This devious Android malware has returned disguised as TikTok or streaming apps — and is now using blockchain to remain undetected

ThreatFabric has explained how it has been tracking a banking trojan called TrickMo.C, since January 2026.

TrickMo is an Android banking trojan that was first spotted in September 2019, but since then has been in active development, constantly receiving upgrades and new features. By 2024, there were more than 40 TrickMo variants in existence, being delivered through more than a dozen droppers, and communicating with 22 separate command-and-control (C2) infrastructures.

Extracting secrets from the French, Italians, and Austrians

This latest version is being disguised as TikTok and streaming apps. The exact deployment mechanism is unknown, but it’s safe to assume the crooks are advertising it on third-party app repositories, on Telegram and social media channels, as well as through phishing and SEO poisoning.

When installed on the target device, TrickMo.C creates a phishing overlay through which it can harvest login credentials and other valuable secrets.

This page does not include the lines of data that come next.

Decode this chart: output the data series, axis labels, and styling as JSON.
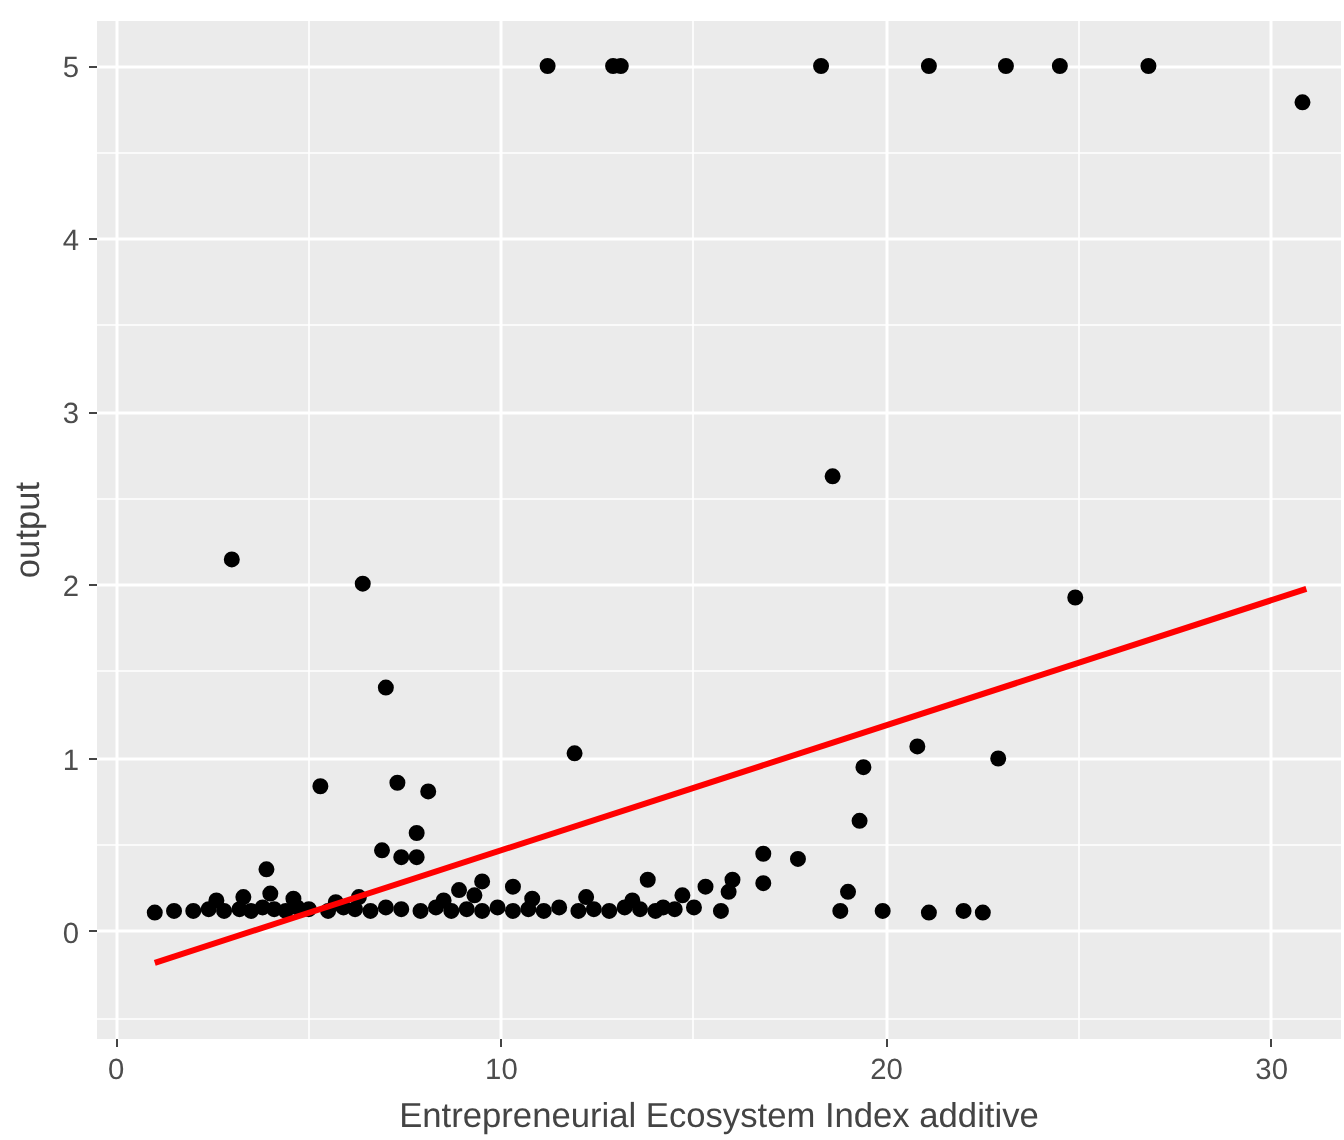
{
  "chart_data": {
    "type": "scatter",
    "xlabel": "Entrepreneurial Ecosystem Index additive",
    "ylabel": "output",
    "xlim": [
      -0.5,
      31.8
    ],
    "ylim": [
      -0.62,
      5.26
    ],
    "xticks": [
      0,
      10,
      20,
      30
    ],
    "yticks": [
      0,
      1,
      2,
      3,
      4,
      5
    ],
    "grid": true,
    "series": [
      {
        "marker": "circle",
        "color": "#000000",
        "x": [
          11.2,
          12.9,
          13.1,
          18.3,
          21.1,
          23.1,
          24.5,
          26.8,
          30.8,
          3.0,
          6.4,
          7.0,
          18.6,
          24.9,
          11.9,
          20.8,
          22.9,
          19.4,
          19.3,
          5.3,
          7.3,
          8.1,
          7.8,
          6.9,
          7.4,
          7.8,
          3.9,
          8.9,
          9.5,
          10.3,
          13.8,
          15.3,
          16.8,
          17.7,
          16.0,
          16.8,
          15.9,
          19.0,
          18.8,
          19.9,
          21.1,
          22.0,
          22.5,
          15.7,
          14.2,
          1.0,
          1.5,
          2.0,
          2.4,
          2.8,
          3.2,
          3.5,
          3.8,
          4.1,
          4.4,
          4.7,
          5.0,
          5.5,
          5.9,
          6.2,
          6.6,
          7.0,
          7.4,
          7.9,
          8.3,
          8.7,
          9.1,
          9.5,
          9.9,
          10.3,
          10.7,
          11.1,
          11.5,
          12.0,
          12.4,
          12.8,
          13.2,
          13.6,
          14.0,
          14.5,
          15.0,
          2.6,
          3.3,
          4.0,
          4.6,
          5.7,
          6.3,
          8.5,
          9.3,
          10.8,
          12.2,
          13.4,
          14.7
        ],
        "values": [
          5,
          5,
          5,
          5,
          5,
          5,
          5,
          5,
          4.79,
          2.15,
          2.01,
          1.41,
          2.63,
          1.93,
          1.03,
          1.07,
          1.0,
          0.95,
          0.64,
          0.84,
          0.86,
          0.81,
          0.57,
          0.47,
          0.43,
          0.43,
          0.36,
          0.24,
          0.29,
          0.26,
          0.3,
          0.26,
          0.45,
          0.42,
          0.3,
          0.28,
          0.23,
          0.23,
          0.12,
          0.12,
          0.11,
          0.12,
          0.11,
          0.12,
          0.14,
          0.11,
          0.12,
          0.12,
          0.13,
          0.12,
          0.13,
          0.12,
          0.14,
          0.13,
          0.12,
          0.14,
          0.13,
          0.12,
          0.14,
          0.13,
          0.12,
          0.14,
          0.13,
          0.12,
          0.14,
          0.12,
          0.13,
          0.12,
          0.14,
          0.12,
          0.13,
          0.12,
          0.14,
          0.12,
          0.13,
          0.12,
          0.14,
          0.13,
          0.12,
          0.13,
          0.14,
          0.18,
          0.2,
          0.22,
          0.19,
          0.17,
          0.2,
          0.18,
          0.21,
          0.19,
          0.2,
          0.18,
          0.21
        ]
      },
      {
        "type": "line",
        "color": "#ff0000",
        "x": [
          1.0,
          30.9
        ],
        "values": [
          -0.18,
          1.98
        ]
      }
    ]
  }
}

It can also log keys, taps, and strokes, record the screen, livestream the contents directly to the attackers, and intercept SMS messages. It can suppress OTP notifications, modify the users’ clipboard, filter notifications, and send screenshots.

All of this allows the attackers to steal credentials, log into people’s bank accounts and crypto wallets, make payments and wire transfers, while keeping the victims entirely in the dark. The victims are mostly located in France, Italy, and Austria, it was said.

What makes TrickMo.C stand out compared to previous versions is that it communicates with its operator via TON, a decentralized peer-to-peer network originally developed around the Telegram ecosystem. Instead of using publicly exposed servers, users communicate with the web through an encrypted overlay network.

The operators use ADNL addresses routed through an embedded local TON proxy that runs on the infected endpoint.